Lobi "Hawkish" di ASEAN
18 Januari 2013Pemerintahan baru Jepang memberi sinyal tegas ke arah Beijing. Hanya sesaat setelah terpilih, partai LDP yang berkuasa mengajukan rencana kenaikan anggaran militer. Kenaikan anggaran itu akan menjadi yang pertama setelah satu dekade terakhir.
Tak hanya itu, Jepang kini bersama-sama Amerika sedang merevisi pedoman kerjasama pertahanan. Ini adalah yang pertama setelah 15 tahun. Pasca Perang Dunia II, Jepang terikat perjanjian pasifis dengan Amerika Serikat yang membatasi negara matahari terbit itu mengembangkan kekuatan atau kemampuan agresif dalam bidang militer.
Sengketa wilayah dengan Cina menjadi salah satu faktor yang membuat Jepang di bawah Perdana Menteri Abe yang karena pandangannya yang “keras“ atas Cina dijuluki Hawkish, kini mulai mengambil ancang-ancang, antara lain dengan melobi negara ASEAN termasuk Indonesia.
Kedatangan Saudara Tua
Tahun 1930-an, Jepang datang ke Asia Tenggara sebagai “saudara tua“ yang mengulurkan tangan untuk membebaskan negara di kawasan itu dari kolonialisme barat.
Januari 2013, Shinzo Abe datang ke Asia Tenggara, saat beberapa negara di kawasan itu terlibat sengketa dengan Cina.
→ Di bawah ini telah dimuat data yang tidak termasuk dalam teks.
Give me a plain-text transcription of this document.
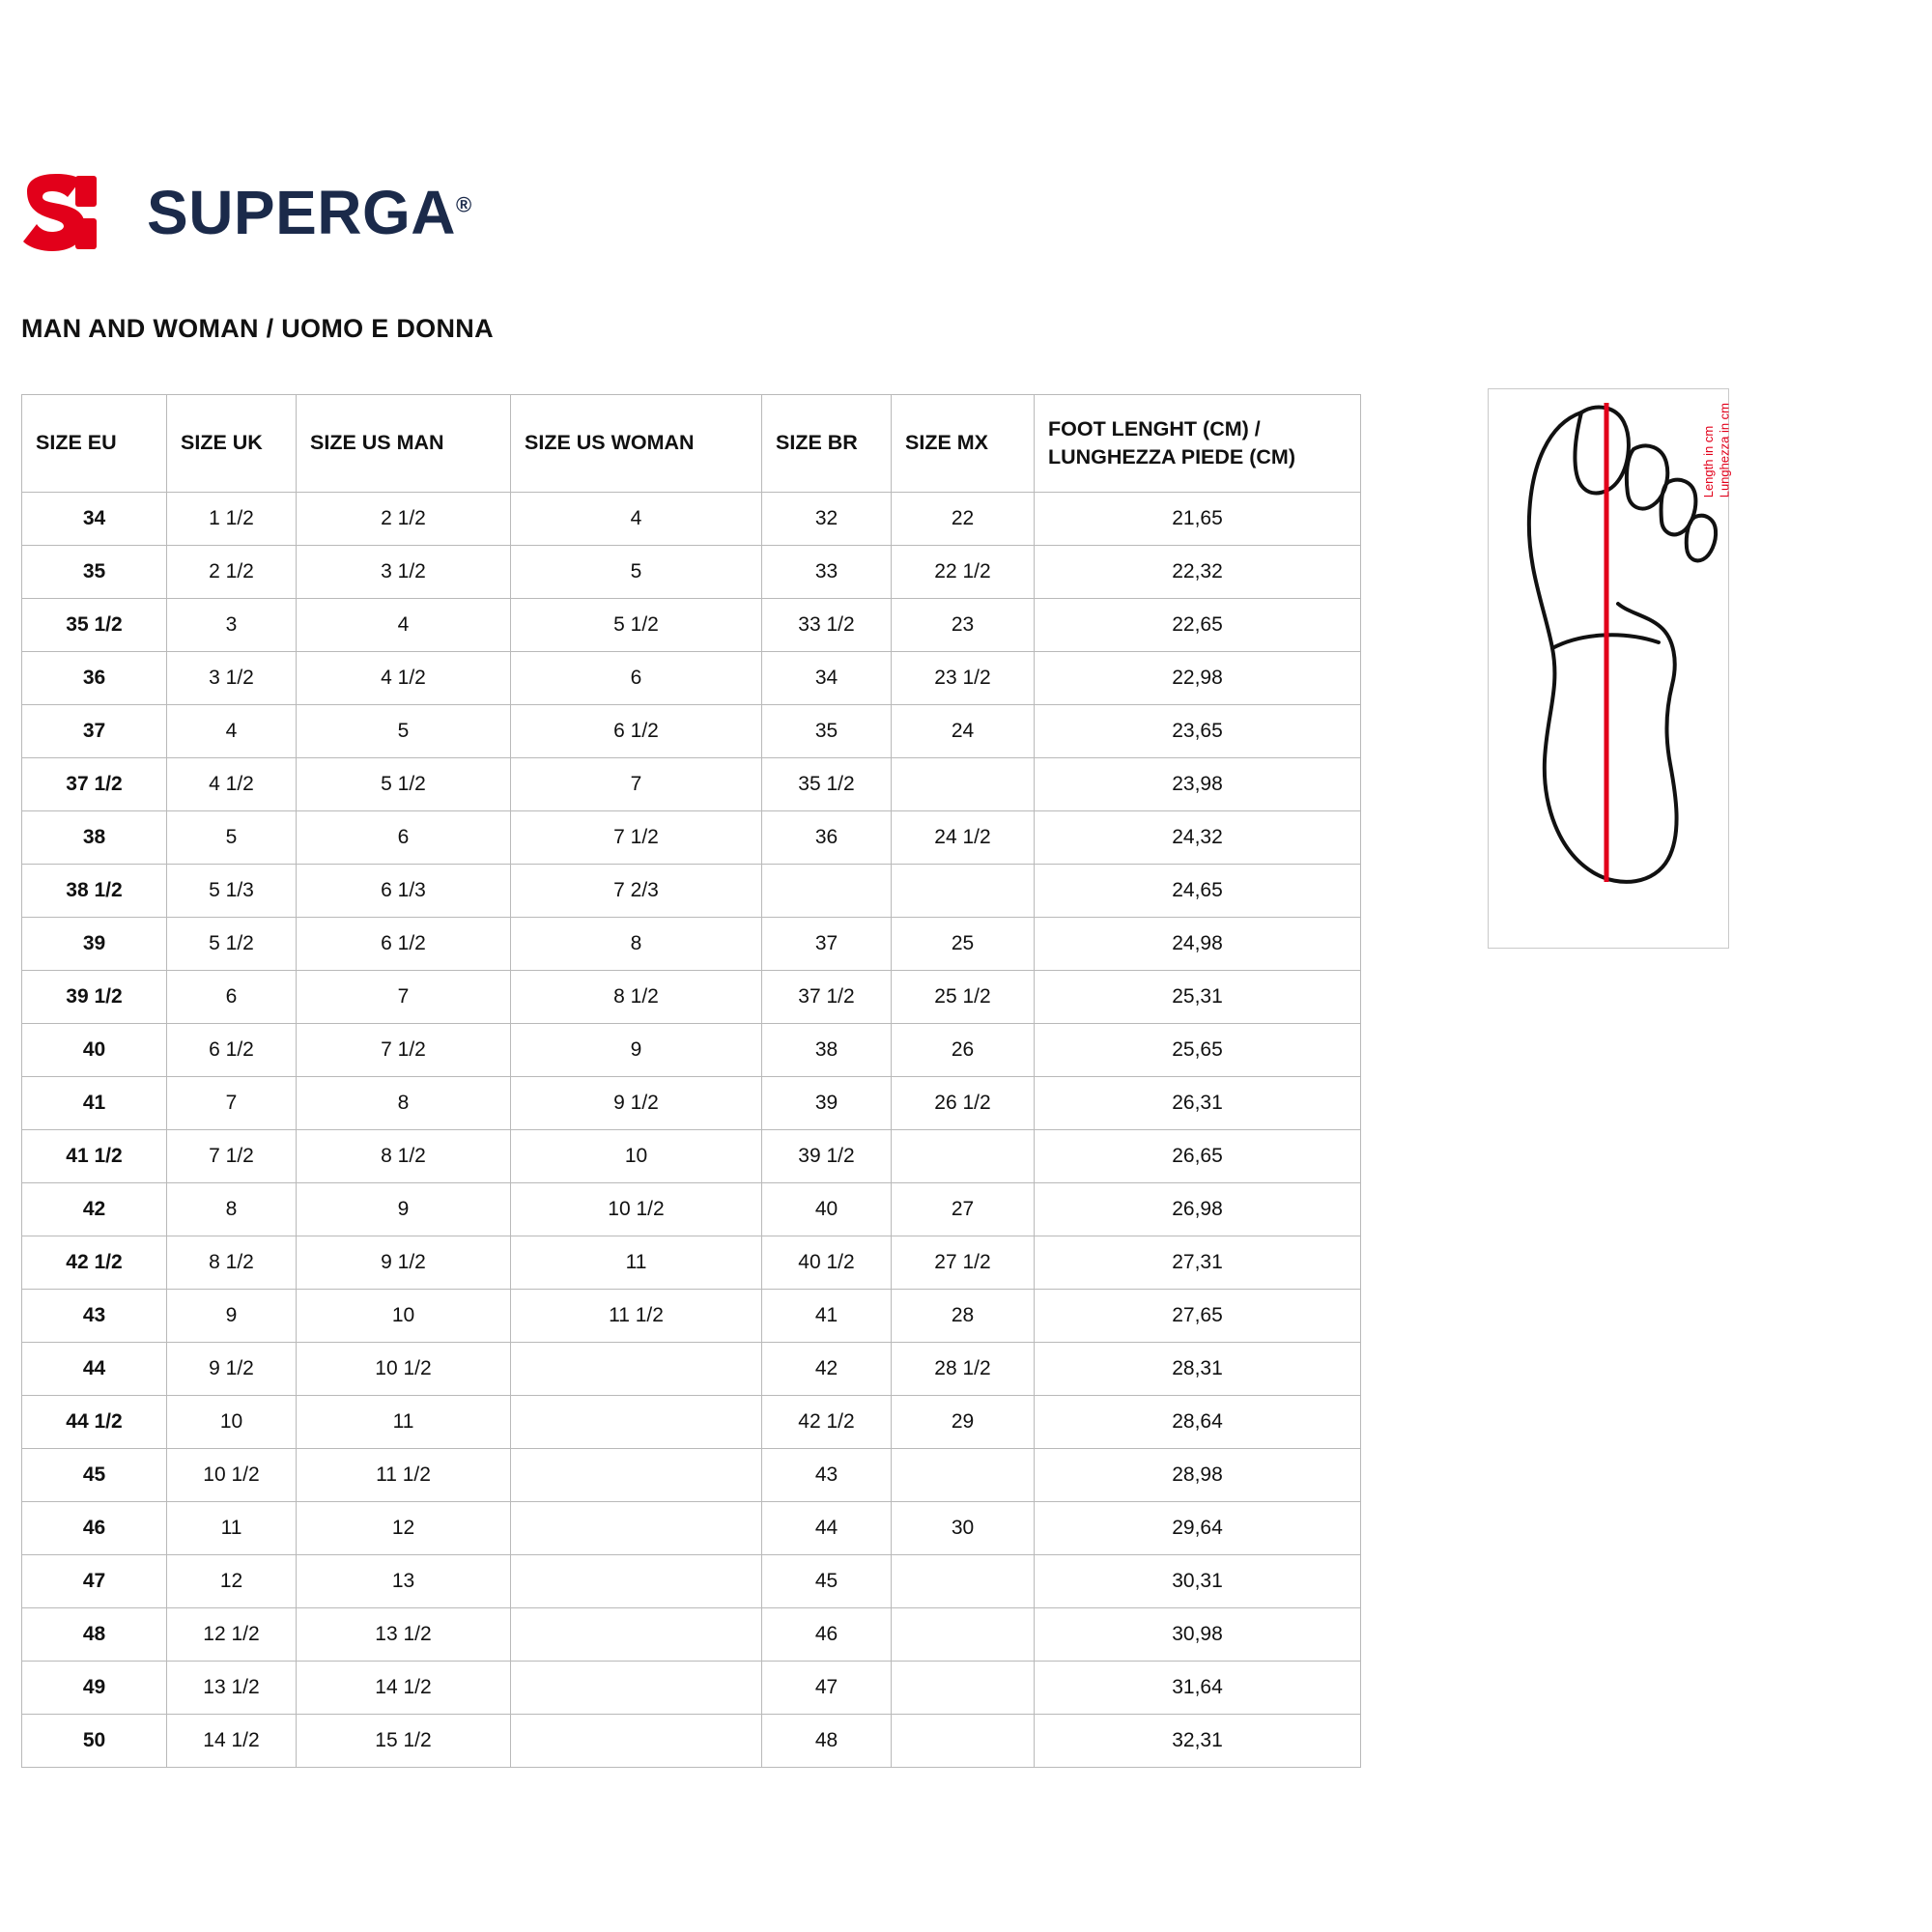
SUPERGA®
MAN AND WOMAN / UOMO E DONNA
SIZE EU	SIZE UK	SIZE US MAN	SIZE US WOMAN	SIZE BR	SIZE MX	FOOT LENGHT (CM) /
LUNGHEZZA PIEDE (CM)

34	1 1/2	2 1/2	4	32	22	21,65
35	2 1/2	3 1/2	5	33	22 1/2	22,32
35 1/2	3	4	5 1/2	33 1/2	23	22,65
36	3 1/2	4 1/2	6	34	23 1/2	22,98
37	4	5	6 1/2	35	24	23,65
37 1/2	4 1/2	5 1/2	7	35 1/2		23,98
38	5	6	7 1/2	36	24 1/2	24,32
38 1/2	5 1/3	6 1/3	7 2/3			24,65
39	5 1/2	6 1/2	8	37	25	24,98
39 1/2	6	7	8 1/2	37 1/2	25 1/2	25,31
40	6 1/2	7 1/2	9	38	26	25,65
41	7	8	9 1/2	39	26 1/2	26,31
41 1/2	7 1/2	8 1/2	10	39 1/2		26,65
42	8	9	10 1/2	40	27	26,98
42 1/2	8 1/2	9 1/2	11	40 1/2	27 1/2	27,31
43	9	10	11 1/2	41	28	27,65
44	9 1/2	10 1/2		42	28 1/2	28,31
44 1/2	10	11		42 1/2	29	28,64
45	10 1/2	11 1/2		43		28,98
46	11	12		44	30	29,64
47	12	13		45		30,31
48	12 1/2	13 1/2		46		30,98
49	13 1/2	14 1/2		47		31,64
50	14 1/2	15 1/2		48		32,31
Length in cm Lunghezza in cm
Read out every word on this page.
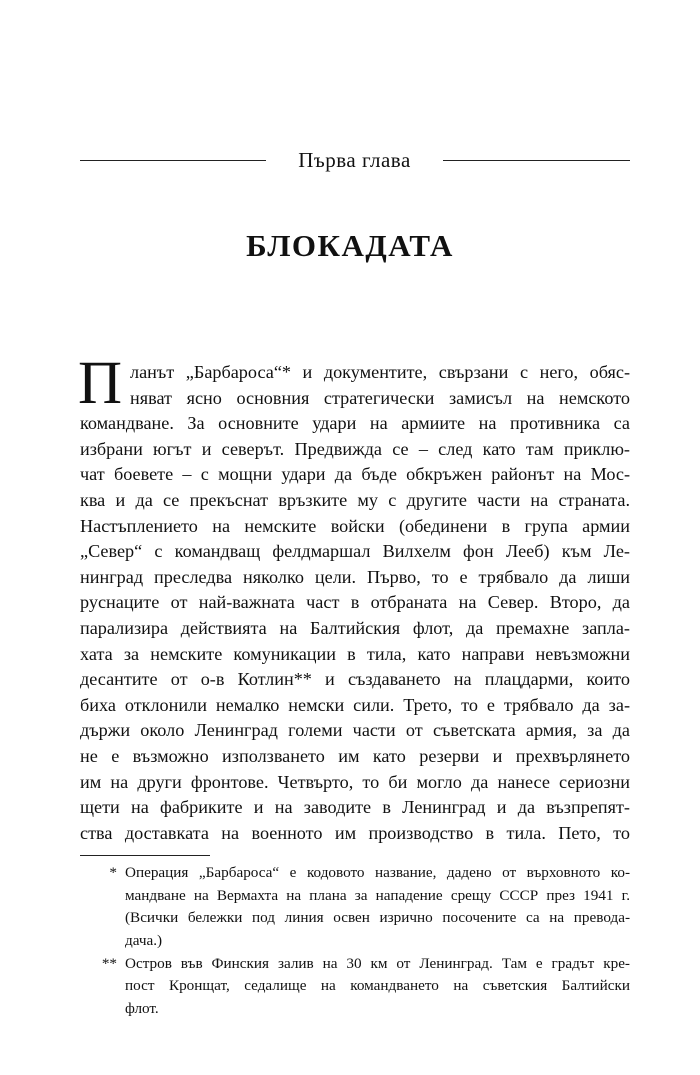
Първа глава
БЛОКАДАТА
П ланът „Барбароса“* и документите, свързани с него, обяс-
няват ясно основния стратегически замисъл на немското
командване. За основните удари на армиите на противника са
избрани югът и северът. Предвижда се – след като там приклю-
чат боевете – с мощни удари да бъде обкръжен районът на Мос-
ква и да се прекъснат връзките му с другите части на страната.
Настъплението на немските войски (обединени в група армии
„Север“ с командващ фелдмаршал Вилхелм фон Лееб) към Ле-
нинград преследва няколко цели. Първо, то е трябвало да лиши
руснаците от най-важната част в отбраната на Север. Второ, да
парализира действията на Балтийския флот, да премахне запла-
хата за немските комуникации в тила, като направи невъзможни
десантите от о-в Котлин** и създаването на плацдарми, които
биха отклонили немалко немски сили. Трето, то е трябвало да за-
държи около Ленинград големи части от съветската армия, за да
не е възможно използването им като резерви и прехвърлянето
им на други фронтове. Четвърто, то би могло да нанесе сериозни
щети на фабриките и на заводите в Ленинград и да възпрепят-
ства доставката на военното им производство в тила. Пето, то
* Операция „Барбароса“ е кодовото название, дадено от върховното ко-
мандване на Вермахта на плана за нападение срещу СССР през 1941 г.
(Всички бележки под линия освен изрично посочените са на преводa-
дача.)
** Остров във Финския залив на 30 км от Ленинград. Там е градът кре-
пост Кронщат, седалище на командването на съветския Балтийски
флот.
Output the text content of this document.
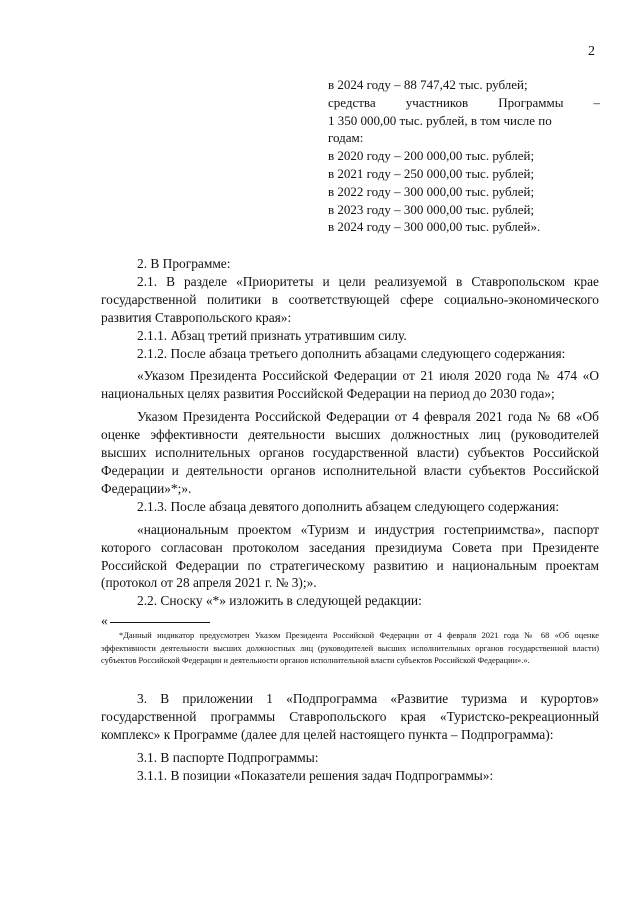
2
в 2024 году – 88 747,42 тыс. рублей;
средства участников Программы –
1 350 000,00 тыс. рублей, в том числе по
годам:
в 2020 году – 200 000,00 тыс. рублей;
в 2021 году – 250 000,00 тыс. рублей;
в 2022 году – 300 000,00 тыс. рублей;
в 2023 году – 300 000,00 тыс. рублей;
в 2024 году – 300 000,00 тыс. рублей».

2. В Программе:

2.1. В разделе «Приоритеты и цели реализуемой в Ставропольском крае государственной политики в соответствующей сфере социально-экономического развития Ставропольского края»:

2.1.1. Абзац третий признать утратившим силу.

2.1.2. После абзаца третьего дополнить абзацами следующего содержания:

«Указом Президента Российской Федерации от 21 июля 2020 года № 474 «О национальных целях развития Российской Федерации на период до 2030 года»;

Указом Президента Российской Федерации от 4 февраля 2021 года № 68 «Об оценке эффективности деятельности высших должностных лиц (руководителей высших исполнительных органов государственной власти) субъектов Российской Федерации и деятельности органов исполнительной власти субъектов Российской Федерации»*;».

2.1.3. После абзаца девятого дополнить абзацем следующего содержания:

«национальным проектом «Туризм и индустрия гостеприимства», паспорт которого согласован протоколом заседания президиума Совета при Президенте Российской Федерации по стратегическому развитию и национальным проектам (протокол от 28 апреля 2021 г. № 3);».

2.2. Сноску «*» изложить в следующей редакции:

«

*Данный индикатор предусмотрен Указом Президента Российской Федерации от 4 февраля 2021 года № 68 «Об оценке эффективности деятельности высших должностных лиц (руководителей высших исполнительных органов государственной власти) субъектов Российской Федерации и деятельности органов исполнительной власти субъектов Российской Федерации».».

3. В приложении 1 «Подпрограмма «Развитие туризма и курортов» государственной программы Ставропольского края «Туристско-рекреационный комплекс» к Программе (далее для целей настоящего пункта – Подпрограмма):

3.1. В паспорте Подпрограммы:

3.1.1. В позиции «Показатели решения задач Подпрограммы»:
Dia memulai tur dari Vietnam yang kini sedang berselisih dengan Cina terkait Laut Cina Selatan.
“Shinzo Abe punya profil yang keras terhadap Cina, dan kunjungan ke Asia Tenggara mencerminkan itu“ kata Bantarto Bandoro, ahli hubungan internasional dari CSIS kepada Deutsche Welle.
“Kunjungan Perdana Menteri Abe bisa jadi akan dimanfaatkan untuk membangun sentimen mendukung Jepang dalam konflik menghadapi Cina. Sekaligus juga membendung Cina dalam konflik Laut Cina Selatan.“
Hari Jumat (18/01) Perdana Menteri Abe akan mengakhiri tur Asia Tenggara-nya di Jakarta. “Indonesia ibarat entitas seksi yang banyak dilirik oleh kekuatan besar seperti Amerika, Cina dan Jepang,“ kata Bantarto Bandoro. Karena itulah mereka datang untuk melobi.
Indonesia memiliki pertumbuhan ekonomi paling impresif, dan sekaligus negara paling demokratis di kawasan. Selain itu, Indonesia juga berperan dalam menciptakan stabilitas kawasan.
Atas dasar itulah para pemimpin dunia memberikan apresiasi termasuk dalam bentuk kunjungan, kata Michael Tene, Juru Bicara Luar Negeri Indonesia kepada Deutsche Welle sambil mengingatkan bahwa “Indonesia berperan penting dalam membantu penyelesaian konflik kawasan antara Thailand dan Kamboja terkait perbatasan, dan juga soal sengketa Laut Cina Selatan.“
Namun Michael Tene mengingatkan bahwa prinsip diplomasi luar negeri Indonesia adalah: million friends, zero enemy.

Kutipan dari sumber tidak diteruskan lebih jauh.